Today's Agenda: supermarket, dentist, sex ... Sorry? Ah. You guessed. Yes, I'm pretending to be a real Nineties woman. According to Sex Lives (R5), we should copulate efficiently, variously and frequently - fitting sex into our rigorous schedule along with money-management and childcare.

Did you notice that word "child", in the last paragraph? Well, that was the only time it appeared in this programme. Who would imagine that childbirth might occasionally have resulted from sex? What an old-fashioned notion. Almost as obsolete as love. That word appeared only once, too, in the offensively inappropriate title of Loving Lists, a newsletter offering discrete adultery to nice middle-class couples.

And if discretion doesn't bother you and, hell, why should it, then off you go and swing. Strap on your 15-inch papier-mache penis and see what you can do with it at the club (possibly better not get there by bus). Oh Jenny Eclair, what's a funny girl like you doing mixing with such sad weirdos? Why say things like "fidelity is the sexual equivalent of anorexia"? It's not clever, or true, or useful. How tragic if anyone actually believed such hogwash.

Let comics be comic and historians tell the truth. In similar vein, Owen Dudley Edwards presented The Seven Deadly Virtues - Chastity (R4), mingling fact and fiction in specious and tortuous argu-ment, presented with ponderous humour. Arch and mannered readers mangled the words of HL Mencken, Andrew Marvell and even Agatha Christie in support of a wobbly theory that chastity had caused the deaths of Ophelia, Virginia Woolf and 600 virgins in 17th-century Transylva- nia. Mencken said that sin is a dangerous toy in the hands of the virtuous: the opposite is also true.

Another academic explained How the Magic Works (R3) on Monday. Professor Mark Geller wondered what Freud would have made of the incantations written on cuneiform tablets more than three millennia BC. This was surprisingly fascinating. The old Mesopotamians had just the same hang-ups as we have, but they blamed them on demons who snaked under doors, interrupting family life and casting a cloud of depression over their victims.

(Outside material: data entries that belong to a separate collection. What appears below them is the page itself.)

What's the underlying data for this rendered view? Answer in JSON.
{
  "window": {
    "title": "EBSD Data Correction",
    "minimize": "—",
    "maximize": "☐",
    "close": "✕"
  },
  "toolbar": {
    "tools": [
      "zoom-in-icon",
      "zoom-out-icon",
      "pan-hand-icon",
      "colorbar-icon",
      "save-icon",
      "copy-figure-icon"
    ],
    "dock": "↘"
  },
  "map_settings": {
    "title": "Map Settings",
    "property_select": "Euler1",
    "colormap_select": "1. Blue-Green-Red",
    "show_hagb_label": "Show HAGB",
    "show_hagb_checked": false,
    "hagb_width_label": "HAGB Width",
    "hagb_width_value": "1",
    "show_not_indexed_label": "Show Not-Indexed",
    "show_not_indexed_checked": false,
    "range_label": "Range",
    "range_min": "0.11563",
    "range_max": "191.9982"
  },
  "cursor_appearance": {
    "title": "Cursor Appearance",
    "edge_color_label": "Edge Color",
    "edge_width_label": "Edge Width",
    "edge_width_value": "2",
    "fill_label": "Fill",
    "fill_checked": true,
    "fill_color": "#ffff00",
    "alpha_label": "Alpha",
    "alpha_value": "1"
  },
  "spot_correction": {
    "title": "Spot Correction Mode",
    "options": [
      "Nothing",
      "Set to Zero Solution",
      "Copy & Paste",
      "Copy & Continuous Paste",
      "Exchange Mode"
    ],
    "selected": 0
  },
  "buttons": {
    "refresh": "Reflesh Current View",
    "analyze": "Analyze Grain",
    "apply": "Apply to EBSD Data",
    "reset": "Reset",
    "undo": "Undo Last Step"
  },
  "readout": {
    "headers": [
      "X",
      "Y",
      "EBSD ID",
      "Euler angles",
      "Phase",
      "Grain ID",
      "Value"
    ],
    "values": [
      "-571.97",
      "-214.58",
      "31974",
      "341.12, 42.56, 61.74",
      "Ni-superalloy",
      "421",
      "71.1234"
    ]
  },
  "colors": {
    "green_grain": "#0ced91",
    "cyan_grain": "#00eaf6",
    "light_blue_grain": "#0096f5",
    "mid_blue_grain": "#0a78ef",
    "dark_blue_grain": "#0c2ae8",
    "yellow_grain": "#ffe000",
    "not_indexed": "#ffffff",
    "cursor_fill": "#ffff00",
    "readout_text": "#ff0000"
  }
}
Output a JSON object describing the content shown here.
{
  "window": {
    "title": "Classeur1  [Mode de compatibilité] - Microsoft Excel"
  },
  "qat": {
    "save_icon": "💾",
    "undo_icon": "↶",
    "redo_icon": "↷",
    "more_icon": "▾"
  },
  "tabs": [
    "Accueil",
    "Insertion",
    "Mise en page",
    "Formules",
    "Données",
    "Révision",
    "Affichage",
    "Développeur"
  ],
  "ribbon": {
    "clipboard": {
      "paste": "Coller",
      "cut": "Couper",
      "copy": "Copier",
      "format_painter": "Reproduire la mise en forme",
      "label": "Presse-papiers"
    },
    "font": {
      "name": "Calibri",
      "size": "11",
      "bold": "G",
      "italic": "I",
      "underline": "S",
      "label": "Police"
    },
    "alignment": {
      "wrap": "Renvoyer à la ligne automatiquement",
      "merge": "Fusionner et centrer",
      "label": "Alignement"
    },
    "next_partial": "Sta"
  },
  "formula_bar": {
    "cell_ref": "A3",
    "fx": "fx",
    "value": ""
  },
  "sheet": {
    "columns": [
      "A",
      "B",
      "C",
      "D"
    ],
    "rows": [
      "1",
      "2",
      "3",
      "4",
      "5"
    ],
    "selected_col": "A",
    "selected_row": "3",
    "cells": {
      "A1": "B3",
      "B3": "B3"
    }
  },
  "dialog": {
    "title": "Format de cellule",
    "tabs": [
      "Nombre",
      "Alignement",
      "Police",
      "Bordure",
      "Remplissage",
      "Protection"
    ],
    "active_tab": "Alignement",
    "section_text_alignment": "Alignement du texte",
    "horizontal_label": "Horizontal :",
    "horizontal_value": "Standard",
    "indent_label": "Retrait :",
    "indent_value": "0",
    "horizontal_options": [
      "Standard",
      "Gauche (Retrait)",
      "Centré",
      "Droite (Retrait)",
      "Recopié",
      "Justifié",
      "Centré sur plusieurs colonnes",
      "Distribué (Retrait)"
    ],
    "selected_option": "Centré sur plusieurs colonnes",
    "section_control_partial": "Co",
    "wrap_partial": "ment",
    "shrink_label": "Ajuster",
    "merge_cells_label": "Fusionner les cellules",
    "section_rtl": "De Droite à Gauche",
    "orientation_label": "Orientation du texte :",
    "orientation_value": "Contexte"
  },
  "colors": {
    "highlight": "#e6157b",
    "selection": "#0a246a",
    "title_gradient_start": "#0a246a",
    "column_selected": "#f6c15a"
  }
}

What an excellent idea: after all, it's much easier to blame - and curse - a malevolent spirit than to admit you might be barmy.

A professional magician was the subject of Bob Sinfield's play about the life of Houdini (R2). The great escapologist was married to a woman, played by the brilliant Lorelei King, who couldn't bear the risks he took. As he tore his way out of a straitjacket, she shrieked "Oh Houdini, not wiz ze teece! I cawn't bear ze sought off a dentured spouce!". The story of his determined efforts to discredit the charlatan spiritualists who tried to summon up the ghost of his adored mother was well, if melodramatically, told, in the person of Arthur Conan Doyle, played by a touchingly naif Graham Crowden.

Houdini's occasional partner was the father of Buster Keaton, who died 30 years ago. Bob Monkhouse, sounding almost modest in such company, made a good fist of linking Keaton with WC Fields in Bob, Buster and WC. (R2). Both had miserable childhoods, a serious fondness for drink and an incapacity for marital fidelity (how very Nineties of them): both were wonderfully funny. Dick Vosburgh told a nice story of WC pausing in a hotel corridor to look through a keyhole, then turning to camera and marvelling "What'll they think of next?" Hopeless for the censor to complain: to the pure, all things are pure.

Finally, there is a superb new classic serial. Elaine Feinstein's adaptation of Women in Love (R4) was graced by witty, dangerous music by Anthea Gomez and a performance of furious intensity from Nicholas Farrell as Rupert Birkin. For the first time, it seemed completely understandable that the wretched, idealistic Hermione should bash Birkin over the head with her lapis lazuli paperweight. In such a fetid atmosphere of lust and duplicity, something savage had to be done. For, as Lawrence put it, to the Puritan, all things are impure.